Much of the progress since 2011 came from more students of color graduating. There was a 6.8 percent increase in the number of Latino students graduating and a 7.6 percent increase for African American students. Despite the improvements, students of color graduate from about six to nine percentage points below the national average.

About half the states have an at least 85 percent graduation rate and are on track to reach the 90 percent goal by 2020, according to the study written by Civic Enterprises and the Everyone Graduates Center at Johns Hopkins University, and released by the Alliance for Excellent Education and America’s Promise Alliance.

In raw numbers, that would mean roughly 250,000 more students would have to graduate to meet the target.  As a frame of reference, that would be enough to fill the Rose Bowl stadium about three times, so it’s not insurmountable. Growth has slowed recently, though, failing to increase more than 1 percent annually for the past two years.

The alliance’s GradNation campaign has been around since 2010, and has some big names behind it, including State Farm, Boeing, the AT&T Foundation, the GE FoundationTarget, Pearson, and the Citi and Ford foundations.

There’s no shortage of K-12 funders, but few choose high school graduation rates as their main issue. One reason could be that graduation rates are higher than ever. Some funders, like the Gates Foundation, focus instead on ensuring students who graduate are ready for college. Others address early childhood, when some believe interventions are most successful.

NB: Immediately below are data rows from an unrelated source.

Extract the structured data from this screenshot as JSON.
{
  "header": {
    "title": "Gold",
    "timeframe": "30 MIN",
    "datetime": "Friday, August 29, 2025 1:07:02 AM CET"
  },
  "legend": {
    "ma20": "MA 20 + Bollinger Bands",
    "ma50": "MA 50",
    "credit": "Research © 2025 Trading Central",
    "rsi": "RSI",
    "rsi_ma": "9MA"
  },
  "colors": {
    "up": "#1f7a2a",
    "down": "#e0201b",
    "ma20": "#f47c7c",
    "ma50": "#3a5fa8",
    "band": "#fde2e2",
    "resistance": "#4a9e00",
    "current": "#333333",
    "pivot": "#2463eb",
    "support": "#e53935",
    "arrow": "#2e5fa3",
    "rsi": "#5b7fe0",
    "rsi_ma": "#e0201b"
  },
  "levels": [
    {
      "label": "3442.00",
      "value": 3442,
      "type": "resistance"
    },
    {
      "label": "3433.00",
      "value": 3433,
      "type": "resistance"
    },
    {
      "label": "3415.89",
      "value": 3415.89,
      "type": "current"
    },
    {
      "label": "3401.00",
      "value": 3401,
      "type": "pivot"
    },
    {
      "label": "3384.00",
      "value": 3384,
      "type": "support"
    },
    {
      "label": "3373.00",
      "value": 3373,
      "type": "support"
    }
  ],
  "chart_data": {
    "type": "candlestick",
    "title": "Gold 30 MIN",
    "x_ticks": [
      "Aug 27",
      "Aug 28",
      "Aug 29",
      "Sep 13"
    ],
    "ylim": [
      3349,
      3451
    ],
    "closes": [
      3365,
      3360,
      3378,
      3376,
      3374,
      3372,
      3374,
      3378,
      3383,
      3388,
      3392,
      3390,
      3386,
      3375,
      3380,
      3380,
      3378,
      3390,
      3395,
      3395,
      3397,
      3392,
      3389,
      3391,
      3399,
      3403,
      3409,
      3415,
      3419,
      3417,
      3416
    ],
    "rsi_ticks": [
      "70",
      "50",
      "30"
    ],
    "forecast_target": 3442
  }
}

Meanwhile, many funders who invest in charter schools, improving teaching, or bolstering school managers believe that a key dividend from these efforts will be higher graduation rates. Funders working to reinvent high schools—most notably the Carnegie Corporation and Emerson Collective—believe the same thing. More highly engaged students are far more likely to get across the finish line. 

What everyone can agree on is that a high school diploma still makes a tangible difference for students. It can mean the difference between a job and unemployment. For those with jobs, it means an average of $8,000 more a year than a dropout would earn. High school graduates tend to have better health and longer life expectancy, and are more likely to vote. For the country as a whole, a 90 percent graduation rate for just one year would translate to a $7.2 billion increase in annual income and a $1.1 billion jump in federal taxes collected.

With that kind of impact, it’s surprising that more funders aren't monomaniacal about bolstering America's high school graduation rate.